でもな1人ぬくぬくと平和な所に住んでもらっちゃ困るんですよ。
これは決して嫌がらせでは…ない。
「…換金して、はっはっぶわっしょい!」
星奏がくしゃみをする。今はしっかり町のギルドまで帰っこられた。
「早く風呂に入ろうぜ。寒くて寒くて」
「そうだね。はっはっへくちっ」
くしゃみの仕方がそんなやつ久しぶりに見た。
「へくちってかわいがってんのか?へっへっハクショビ!」
「たまたまだよへっへっペプシ!」
本当にたまたまだったんかい。
少し申し訳ないわ。
「じゃあまた会おう。はっはっぶわっしょい!」
星奏はなんかすごく特殊だな、くしゃみ。
「へくちっ!」
本当にたまたま出るって事あるんだな。
「しっかり温まれて助かっぜ。一時はどうなることかと」
「大袈裟だな。じゃあ時間も時間だし寝床に行くぞ」
嫌だな、あそこ。
食堂から階段を登ると着く場所、合同睡眠所。
クソうるさくてクソみたいな空間。
「今日も酷いな」
「私は前に泊まったことがあるから少し大丈夫だとは思う。お前らはいつもここに泊まってるんだろ?尊敬するよ」
「その通りだよ。星奏も早くこっちに来なよ」
「私は…遠慮しとくよ」
星奏、来てもいいんだぜ。
1人でも苦しむ人がいた方が少し楽になるからな。
「ねぇそこの君、僕と今夜どうかな?」
急に知らないガリガリなおじさんが1万円玉を見せながら星奏に話しかける。
「私は今日体調が悪くてまた今度に機会があれば」
星奏がそう言うとおじさんはしょぼくれながら帰っていく。
「なんか星奏、すごく手馴れているな」
「あの手の輩やからはかなりいるからな。もう慣れたもんよ」
星奏が歴戦の戦士のような顔つきで言っくる。
男の俺には多分一生分からないものだろう。
「星奏、そのやり方私も使っていい?」
「あぁいいぞ。

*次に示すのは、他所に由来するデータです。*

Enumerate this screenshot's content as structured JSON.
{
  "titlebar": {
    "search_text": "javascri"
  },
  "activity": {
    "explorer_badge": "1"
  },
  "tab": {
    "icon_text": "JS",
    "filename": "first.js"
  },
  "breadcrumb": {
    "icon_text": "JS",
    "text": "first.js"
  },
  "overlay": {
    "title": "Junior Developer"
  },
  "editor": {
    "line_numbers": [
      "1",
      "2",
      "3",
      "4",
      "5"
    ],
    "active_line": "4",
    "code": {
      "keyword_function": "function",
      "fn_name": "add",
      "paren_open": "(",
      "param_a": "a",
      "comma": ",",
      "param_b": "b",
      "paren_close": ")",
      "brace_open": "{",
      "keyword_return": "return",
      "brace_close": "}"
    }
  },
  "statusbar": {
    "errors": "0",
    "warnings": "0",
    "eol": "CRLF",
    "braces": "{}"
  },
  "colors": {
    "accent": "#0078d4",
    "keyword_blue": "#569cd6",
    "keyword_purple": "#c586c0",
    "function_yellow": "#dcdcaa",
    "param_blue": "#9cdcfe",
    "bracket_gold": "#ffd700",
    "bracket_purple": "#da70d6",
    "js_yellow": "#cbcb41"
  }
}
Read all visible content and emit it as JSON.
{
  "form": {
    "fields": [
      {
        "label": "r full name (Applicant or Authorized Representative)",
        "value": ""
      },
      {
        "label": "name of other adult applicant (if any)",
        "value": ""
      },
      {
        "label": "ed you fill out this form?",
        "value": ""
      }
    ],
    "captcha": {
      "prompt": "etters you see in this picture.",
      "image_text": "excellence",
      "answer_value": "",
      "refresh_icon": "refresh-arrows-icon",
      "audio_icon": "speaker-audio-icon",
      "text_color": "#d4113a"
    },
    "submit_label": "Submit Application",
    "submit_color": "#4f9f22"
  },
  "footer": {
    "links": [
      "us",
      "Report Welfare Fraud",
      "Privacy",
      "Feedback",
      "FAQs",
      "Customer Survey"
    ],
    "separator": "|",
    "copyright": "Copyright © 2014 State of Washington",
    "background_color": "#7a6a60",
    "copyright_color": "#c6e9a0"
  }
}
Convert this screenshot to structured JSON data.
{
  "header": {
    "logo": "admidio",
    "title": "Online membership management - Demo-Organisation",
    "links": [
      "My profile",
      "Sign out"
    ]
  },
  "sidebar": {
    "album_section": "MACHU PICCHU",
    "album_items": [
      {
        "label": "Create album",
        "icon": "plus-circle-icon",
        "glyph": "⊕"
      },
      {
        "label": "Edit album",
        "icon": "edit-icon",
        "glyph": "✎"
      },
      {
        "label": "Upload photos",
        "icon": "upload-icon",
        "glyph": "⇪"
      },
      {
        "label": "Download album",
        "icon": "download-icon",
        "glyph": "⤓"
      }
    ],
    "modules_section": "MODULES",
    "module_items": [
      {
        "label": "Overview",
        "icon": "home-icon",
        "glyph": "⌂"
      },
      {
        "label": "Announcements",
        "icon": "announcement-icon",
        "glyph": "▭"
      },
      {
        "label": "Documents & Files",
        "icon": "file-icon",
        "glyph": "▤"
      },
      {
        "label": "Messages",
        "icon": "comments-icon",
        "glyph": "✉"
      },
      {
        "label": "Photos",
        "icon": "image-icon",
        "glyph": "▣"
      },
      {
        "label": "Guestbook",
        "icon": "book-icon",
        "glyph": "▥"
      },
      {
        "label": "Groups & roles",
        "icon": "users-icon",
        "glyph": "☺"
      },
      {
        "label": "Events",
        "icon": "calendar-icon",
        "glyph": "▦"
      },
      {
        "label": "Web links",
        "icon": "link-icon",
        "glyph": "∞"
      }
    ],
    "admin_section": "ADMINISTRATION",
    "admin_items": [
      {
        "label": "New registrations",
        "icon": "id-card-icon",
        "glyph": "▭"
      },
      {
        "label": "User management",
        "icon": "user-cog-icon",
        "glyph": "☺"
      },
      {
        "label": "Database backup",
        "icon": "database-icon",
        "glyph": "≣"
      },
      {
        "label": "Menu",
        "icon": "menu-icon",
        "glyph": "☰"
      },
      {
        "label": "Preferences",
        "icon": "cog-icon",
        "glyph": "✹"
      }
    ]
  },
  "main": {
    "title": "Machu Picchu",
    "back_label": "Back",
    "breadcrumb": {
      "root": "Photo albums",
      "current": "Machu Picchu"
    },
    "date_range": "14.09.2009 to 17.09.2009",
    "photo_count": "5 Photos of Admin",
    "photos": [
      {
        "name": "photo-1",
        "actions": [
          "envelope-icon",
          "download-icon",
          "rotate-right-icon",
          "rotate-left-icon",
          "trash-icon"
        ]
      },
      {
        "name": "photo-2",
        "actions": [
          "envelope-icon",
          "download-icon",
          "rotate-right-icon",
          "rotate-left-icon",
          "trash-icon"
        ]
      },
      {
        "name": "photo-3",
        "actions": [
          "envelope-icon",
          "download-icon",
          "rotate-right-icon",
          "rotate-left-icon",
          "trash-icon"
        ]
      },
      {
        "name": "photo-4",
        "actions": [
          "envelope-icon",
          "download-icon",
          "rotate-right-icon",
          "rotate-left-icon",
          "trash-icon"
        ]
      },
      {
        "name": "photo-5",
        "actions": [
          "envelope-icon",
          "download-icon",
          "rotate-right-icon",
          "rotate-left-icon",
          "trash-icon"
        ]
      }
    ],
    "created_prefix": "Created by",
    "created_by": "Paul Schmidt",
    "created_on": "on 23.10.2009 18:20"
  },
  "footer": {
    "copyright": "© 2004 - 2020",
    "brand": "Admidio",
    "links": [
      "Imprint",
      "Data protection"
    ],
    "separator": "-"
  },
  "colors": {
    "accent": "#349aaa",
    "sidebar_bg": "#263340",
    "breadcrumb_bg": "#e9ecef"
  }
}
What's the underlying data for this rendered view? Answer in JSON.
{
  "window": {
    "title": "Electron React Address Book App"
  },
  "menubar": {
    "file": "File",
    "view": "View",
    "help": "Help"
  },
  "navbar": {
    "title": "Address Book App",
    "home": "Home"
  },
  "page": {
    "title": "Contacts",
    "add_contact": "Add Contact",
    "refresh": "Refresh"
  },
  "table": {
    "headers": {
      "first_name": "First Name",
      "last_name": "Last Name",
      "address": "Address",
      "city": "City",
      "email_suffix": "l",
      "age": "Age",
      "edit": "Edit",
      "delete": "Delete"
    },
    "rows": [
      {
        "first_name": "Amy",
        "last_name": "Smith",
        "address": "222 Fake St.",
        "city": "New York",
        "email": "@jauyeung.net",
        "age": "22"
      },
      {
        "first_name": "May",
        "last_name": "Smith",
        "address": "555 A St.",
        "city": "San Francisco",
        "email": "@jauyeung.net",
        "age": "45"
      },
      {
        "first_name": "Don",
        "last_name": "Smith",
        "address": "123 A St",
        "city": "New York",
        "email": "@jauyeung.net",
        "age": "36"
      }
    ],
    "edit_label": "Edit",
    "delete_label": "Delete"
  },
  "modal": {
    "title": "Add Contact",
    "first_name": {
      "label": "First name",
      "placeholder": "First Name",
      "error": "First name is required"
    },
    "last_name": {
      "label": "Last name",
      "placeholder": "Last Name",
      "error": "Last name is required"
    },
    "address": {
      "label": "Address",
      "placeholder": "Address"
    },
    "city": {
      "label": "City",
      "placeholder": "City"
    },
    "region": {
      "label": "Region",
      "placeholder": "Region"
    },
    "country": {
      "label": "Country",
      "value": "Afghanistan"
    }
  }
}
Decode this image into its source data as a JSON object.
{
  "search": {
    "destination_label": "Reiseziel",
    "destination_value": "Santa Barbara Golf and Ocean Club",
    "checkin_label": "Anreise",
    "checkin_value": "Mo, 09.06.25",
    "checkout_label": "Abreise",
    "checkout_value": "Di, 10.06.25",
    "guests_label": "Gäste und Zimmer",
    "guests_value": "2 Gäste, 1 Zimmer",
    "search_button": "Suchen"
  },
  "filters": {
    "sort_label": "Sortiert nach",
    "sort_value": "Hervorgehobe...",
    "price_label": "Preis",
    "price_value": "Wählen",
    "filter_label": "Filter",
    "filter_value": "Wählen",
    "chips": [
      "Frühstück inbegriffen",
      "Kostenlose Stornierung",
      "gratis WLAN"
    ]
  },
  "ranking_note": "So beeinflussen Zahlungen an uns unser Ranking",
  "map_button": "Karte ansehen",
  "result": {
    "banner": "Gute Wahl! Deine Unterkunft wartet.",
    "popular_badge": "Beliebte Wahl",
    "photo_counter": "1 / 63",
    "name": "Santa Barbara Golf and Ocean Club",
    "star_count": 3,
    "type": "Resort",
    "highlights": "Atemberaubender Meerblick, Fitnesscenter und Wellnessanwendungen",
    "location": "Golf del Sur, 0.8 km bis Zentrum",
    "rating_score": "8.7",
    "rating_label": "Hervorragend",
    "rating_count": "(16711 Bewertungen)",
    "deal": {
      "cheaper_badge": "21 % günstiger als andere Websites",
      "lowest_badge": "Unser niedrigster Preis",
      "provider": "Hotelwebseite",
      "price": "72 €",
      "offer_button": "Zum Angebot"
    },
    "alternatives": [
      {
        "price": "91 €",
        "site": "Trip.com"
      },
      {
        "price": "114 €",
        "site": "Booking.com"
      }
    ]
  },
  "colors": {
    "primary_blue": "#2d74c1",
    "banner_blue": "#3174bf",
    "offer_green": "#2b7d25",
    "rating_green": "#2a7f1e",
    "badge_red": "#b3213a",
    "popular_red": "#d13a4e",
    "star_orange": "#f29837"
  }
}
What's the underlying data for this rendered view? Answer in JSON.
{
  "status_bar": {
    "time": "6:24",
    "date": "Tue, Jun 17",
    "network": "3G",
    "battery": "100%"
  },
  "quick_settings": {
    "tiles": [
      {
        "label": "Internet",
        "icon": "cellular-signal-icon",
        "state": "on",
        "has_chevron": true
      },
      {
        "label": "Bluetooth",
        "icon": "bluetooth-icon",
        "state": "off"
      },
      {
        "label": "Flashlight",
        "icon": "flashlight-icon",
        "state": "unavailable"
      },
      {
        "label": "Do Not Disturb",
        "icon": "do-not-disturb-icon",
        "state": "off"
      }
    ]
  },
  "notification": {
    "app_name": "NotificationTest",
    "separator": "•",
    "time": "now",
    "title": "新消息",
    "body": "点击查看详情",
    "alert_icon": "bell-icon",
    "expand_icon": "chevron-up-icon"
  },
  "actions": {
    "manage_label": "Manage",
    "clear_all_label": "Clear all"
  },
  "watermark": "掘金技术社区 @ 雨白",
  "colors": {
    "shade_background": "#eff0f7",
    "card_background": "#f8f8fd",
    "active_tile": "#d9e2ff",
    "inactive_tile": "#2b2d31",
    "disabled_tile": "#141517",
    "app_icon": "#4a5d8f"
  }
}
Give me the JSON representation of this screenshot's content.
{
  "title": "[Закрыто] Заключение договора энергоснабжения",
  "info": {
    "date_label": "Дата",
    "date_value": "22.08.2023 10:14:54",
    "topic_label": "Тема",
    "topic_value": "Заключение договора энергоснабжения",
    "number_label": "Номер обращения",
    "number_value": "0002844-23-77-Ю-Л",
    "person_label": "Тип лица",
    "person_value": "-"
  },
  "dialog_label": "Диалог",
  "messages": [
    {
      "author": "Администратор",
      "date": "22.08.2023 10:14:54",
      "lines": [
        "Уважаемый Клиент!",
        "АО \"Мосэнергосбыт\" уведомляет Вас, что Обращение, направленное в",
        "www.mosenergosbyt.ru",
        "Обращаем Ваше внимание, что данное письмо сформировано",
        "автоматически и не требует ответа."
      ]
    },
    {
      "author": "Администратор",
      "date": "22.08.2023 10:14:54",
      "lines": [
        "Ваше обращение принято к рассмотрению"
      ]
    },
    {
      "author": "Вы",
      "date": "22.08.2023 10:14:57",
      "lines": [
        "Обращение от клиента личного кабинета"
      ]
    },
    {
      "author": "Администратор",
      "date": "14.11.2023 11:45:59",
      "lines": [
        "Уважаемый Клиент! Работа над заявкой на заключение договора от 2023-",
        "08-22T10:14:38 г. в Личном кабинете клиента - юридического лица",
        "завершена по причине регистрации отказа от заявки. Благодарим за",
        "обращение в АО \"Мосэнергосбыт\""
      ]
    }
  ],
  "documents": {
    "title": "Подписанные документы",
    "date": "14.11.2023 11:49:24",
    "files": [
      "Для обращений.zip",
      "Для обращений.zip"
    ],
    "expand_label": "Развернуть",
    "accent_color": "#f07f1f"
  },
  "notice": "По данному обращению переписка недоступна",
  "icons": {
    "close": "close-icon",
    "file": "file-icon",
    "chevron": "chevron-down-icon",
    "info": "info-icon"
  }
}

雫も困っているんだな」
雫に夜のお誘いって大丈夫なのか?
見た目幼女だぞ。
「子供に夜のお誘いをするって大丈夫なのか?精神的にじゃなくて普通に犯罪だろ」
「竜、残念だが子供に関しての法律は全然ないぞ」
「ていうか竜、なんで私が夜のお誘いが来て困ってるっていう話をしてたらそんな話をし始めたのか教えてもらおうじゃないか」
言えないな、見た目が
「幼女だから、なんて…ぐはぁ!」
雫に右ストレートを顔面にくらわされた。
…でも今の子供達は体を売らないと生きていけないのか。
俺が子供の時は周りと趣味が合わないだけで1人愚痴るような子供だったから少し申し訳なくなる。